Il ne faut pas chercher plus loin l’origine de l’entre-soi qui continue de persister dans les états-majors du CAC, et dans une moindre mesure dans ses conseils d’administration. La prédominance des formations d’ingénieurs explique en particulier la difficulté à y faire de la place aux femmes. Autre conséquence collatérale, les dirigeants du CAC sont toujours aussi nombreux à avoir démarré leur carrière dans le giron de l’Etat : 35 % sont ainsi passés par la haute fonction publique ou un cabinet ministériel, soit une proportion similaire à celle que nous observions en 2007. Comme si trente ans après la première vague de privatisations, un passage dans les hautes sphères de l’appareil d’Etat était toujours aussi utile pour être parachuté à la tête d’une grande entreprise. « Il n’y a pas d’autres pays où l’Etat joue un tel rôle dans la formation des élites économiques », observe Catherine Comet, sociologue à l’université de Lille.

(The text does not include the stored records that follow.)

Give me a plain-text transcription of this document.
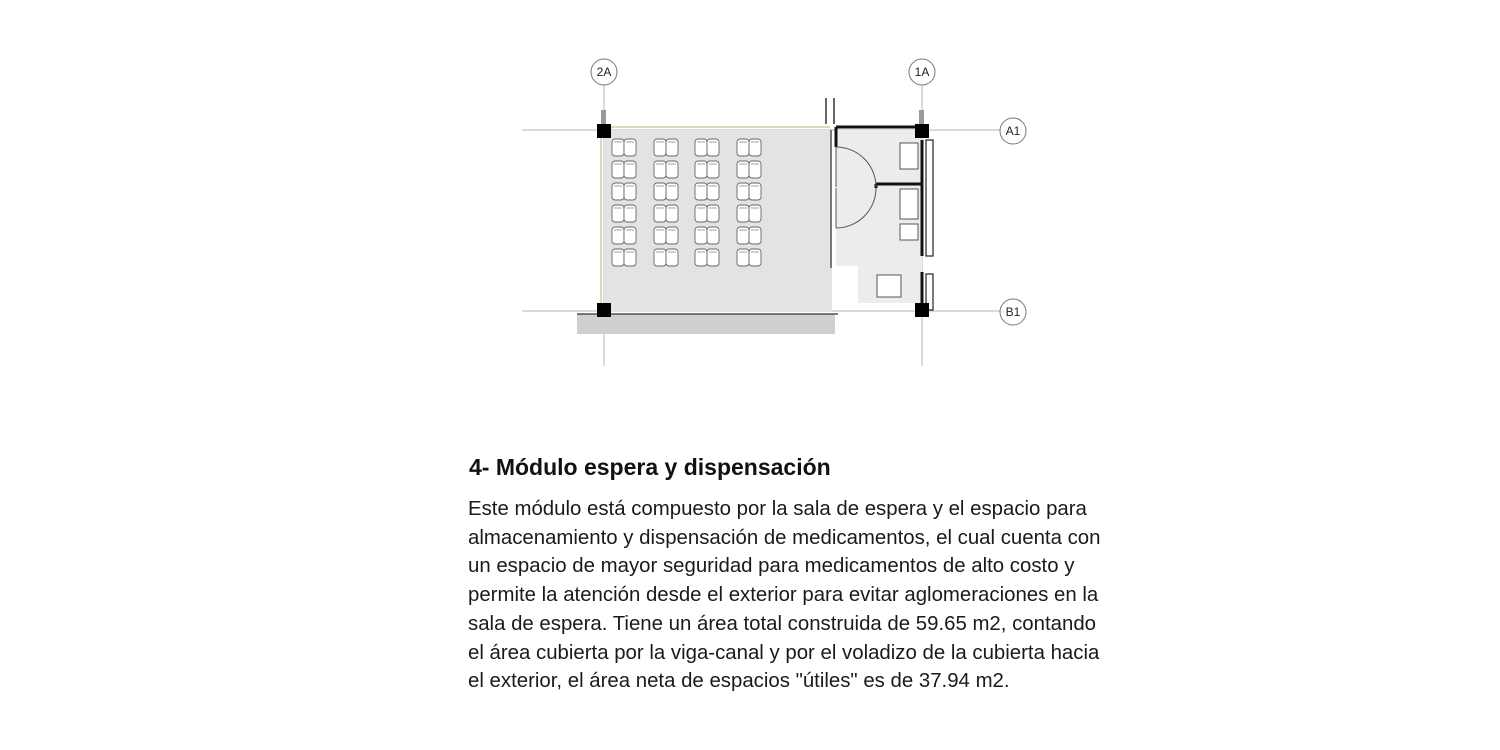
2A	1A
A1
B1
4- Módulo espera y dispensación
Este módulo está compuesto por la sala de espera y el espacio para
almacenamiento y dispensación de medicamentos, el cual cuenta con
un espacio de mayor seguridad para medicamentos de alto costo y
permite la atención desde el exterior para evitar aglomeraciones en la
sala de espera. Tiene un área total construida de 59.65 m2, contando
el área cubierta por la viga-canal y por el voladizo de la cubierta hacia
el exterior, el área neta de espacios "útiles" es de 37.94 m2.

35 % des drigeants du CAC sont ainsi passés par la haute fonction publique ou un cabinet ministériel, soit une proportion similaire à celle que nous observions en 2007
Reste à évaluer les effets de cette endogamie persistante à la tête des grandes entreprises françaises. La culture du réseau qu’elle produit dans les états-majors et les conseils d’administration facilite sans doute, pour les entreprises concernées, l’accès à des informations précieuses pour leur activité. Toutefois, ce mode de sélection des élites est aussi souvent rendu responsable du mauvais climat qui règne à l’intérieur des entreprises, notamment parce qu’en bloquant la promotion interne, il crée de la frustration auprès des cadres dépourvus du bon diplôme et écarte ainsi de fait de nombreux talents. Ce qui, in fine, peut entacher leur performance. En tout cas, comme le souligne Pierre François, sociologue et directeur de recherche au CNRS, une chose est sûre concernant ces élites : « Elles ont au minimum un intérêt commun, celui d’augmenter leur rémunération."